Joyce Murray Liberal Vancouver Quadra, BC

Would that be helpful?

10:35 a.m.

Associate Professor of Psychiatry, University of Pittsburgh School of Medicine, As an Individual

10:35 a.m.

Conservative

The Chair Conservative Peter Kent

Thank you very much. Our time has run out.

I have a couple of very brief questions, finally, for Dr. Germain.

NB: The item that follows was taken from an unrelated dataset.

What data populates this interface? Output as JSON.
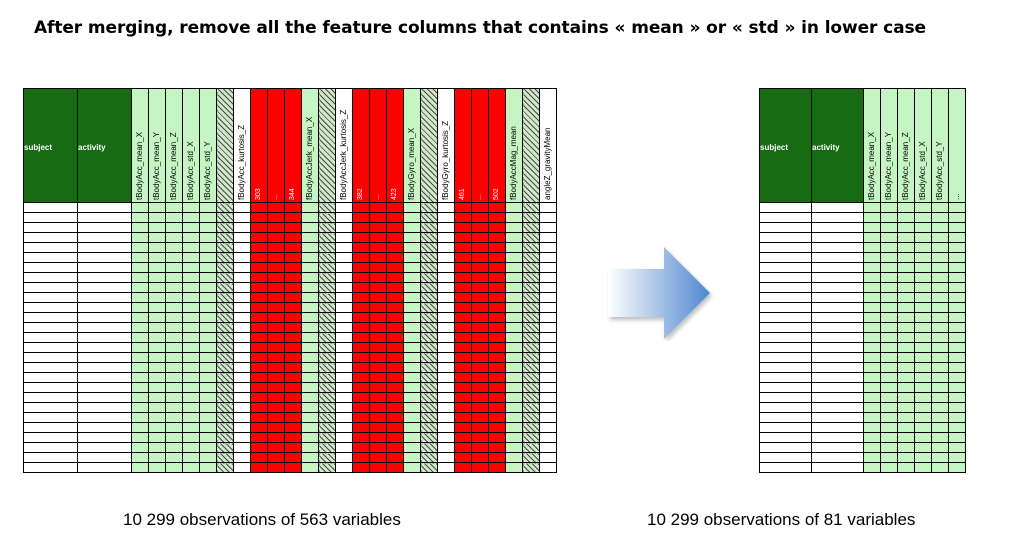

Is the war fighter sleep kit available to Canadian Forces?

10:35 a.m.

Associate Professor of Psychiatry, University of Pittsburgh School of Medicine, As an Individual

Dr. Anne Germain

Yes, it's available to everyone.

10:35 a.m.

Conservative

The Chair Conservative Peter Kent

Has it been acquired and distributed, to your knowledge?

10:35 a.m.

Associate Professor of Psychiatry, University of Pittsburgh School of Medicine, As an Individual

Dr. Anne Germain

Not to my knowledge.

10:35 a.m.

Conservative

The Chair Conservative Peter Kent

To your knowledge, have the Canadian Armed Forces taken steps with regard to sleep analysis, sleep therapy, for operational stress injuries, including PTSD?

10:35 a.m.

Associate Professor of Psychiatry, University of Pittsburgh School of Medicine, As an Individual

Dr. Anne Germain

As I said, I talked to Dr. Jetly recently, and I do believe that sleep is one of the main components they're looking at integrating. I don't know exactly what shape it has taken.